By on Oct 12 in Economics, Finance, Financial advisors, Market Update, Worth sharing

Why Isn’t My Portfolio Beating the Market?

With the close of the third quarter on September 30, this is a natural point to look back on the year and see where we are.

Equity markets have been strong this year: the S&P 500 was up 8.99% for the year through September 28,[1] and the MSCI World Index, which tracks equity performance in 23 developed countries, returned 5.89% in the same period.[2] The MSCI EAFE Index, which captures 21 developed markets excluding the US and Canada, fell 1.43% through September 28.[3]

As a result, we’ve heard this question a few times: if the markets are doing so well, why isn’t my portfolio up that much, or even more?

The short answer is that your portfolio is diversified, which means you won’t capture the full percentage return of equity markets – nor the full loss during a downturn. But there’s more to it than that.

Equity markets have been on a tear for some time now, and it’s our position that letting enthusiasm and dollar signs influence our approach to investment management, risk monitoring, and discipline would be a mistake.

The 3.3% drop in the S&P 500 on October 10, 2018[4] provided a demonstration of why we maintain that view. Volatility can come at any time, and in our opinion it’s the disciplined, emotion-free portfolios which make it through.

Here are some of the most common questions we’ve encountered – followed by our views on how to handle a market like this one.

“What if it’s different this time?”

The tech sector has been a significant driver of the market’s run in the past few years, both in terms of their size within the S&P 500 index and the returns they’ve generated.

It isn’t unusual for a handful of companies to represent a significant share of the S&P 500, but what is unusual is that the top firms are almost completely undiversified: four out of five are technology companies. [5]

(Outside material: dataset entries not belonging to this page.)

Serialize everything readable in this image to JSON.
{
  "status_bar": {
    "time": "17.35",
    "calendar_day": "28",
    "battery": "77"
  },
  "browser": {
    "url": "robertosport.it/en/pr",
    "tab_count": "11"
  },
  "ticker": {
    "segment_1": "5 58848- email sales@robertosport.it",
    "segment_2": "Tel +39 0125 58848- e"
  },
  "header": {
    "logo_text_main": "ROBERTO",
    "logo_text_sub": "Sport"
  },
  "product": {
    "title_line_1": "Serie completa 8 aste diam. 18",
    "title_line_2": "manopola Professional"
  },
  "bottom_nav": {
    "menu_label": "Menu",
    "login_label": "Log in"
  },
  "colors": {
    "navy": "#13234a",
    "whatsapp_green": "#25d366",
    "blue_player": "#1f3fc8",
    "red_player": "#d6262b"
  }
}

In other words, there is something different about performance this time – especially because these few companies have performed so much more spectacularly than the index as a whole.[6]

Through early July, when the S&P 500 was rising even more rapidly than it did in the third quarter, just three companies (Amazon, Netflix, and Microsoft) were responsible for 71% of the index’s 2018 returns.[7]  

Just as we wouldn’t advise you to pile your life savings into a handful of technology stocks, we also wouldn’t advise pouring capital into an equity index in the hopes of capturing more returns from that same handful of undiversified companies. Especially  if your goal is long-term wealth preservation.

“But what if I miss all the upside?”

Because of our risk-aware approach, most of our portfolios are not up as much as the S&P 500. This can generate feelings of missing out since the index has done so well.

But it’s important to remember that the price of higher average returns is higher volatility. Given the risk tolerance, time horizon, and practical requirements that most of our clients have for their assets, it is not a risk we are willing to take in most cases.

If and when the bull run reverses or slows down (which is, in our view, inevitable as interest rates rise and investors de-risk by moving into bonds), we want our clients to be poised for the transition, rather than get caught with too much exposure to the downside as a result of over-enthusiasm for the upside.

“Can’t we just sell when the market turns?”

If you’ve been with our firm for a while, you know how we feel about market timing. It’s a nice thought that you’ll be able to spot the top of the market and sell accordingly – just as it’s a nice thought that you’d be able to find the bottom and buy up all risk assets in the perfect moment.

In practice, market timing is not an effective strategy.

Countless people of high intelligence, educational pedigree, and broad experience have attempted it, using everything from psychology to philosophy to computer programs. It’s our view that the results are almost always the same: it’s possible to get lucky, but it’s nearly impossible to outperform the markets through market timing over the long-run.

The academic literature bears this out.

One recent study found that even just market timing between stocks and bonds is likely to deliver below-median returns, at best – and that’s before accounting for costs.[8] Other work has shown that the performance of market-timing is “highly overstated”[9] and that transaction costs and high expenses make these strategies less likely to succeed.[10]

Our View: Don’t Chase Performance, Pursue Results

At JSF Financial, we don’t chase performance, we chase results for our clients – an approach that goes far beyond benchmarked returns.

These are some of the cornerstones of the JSF Financial approach to investment management and why they work over the long haul.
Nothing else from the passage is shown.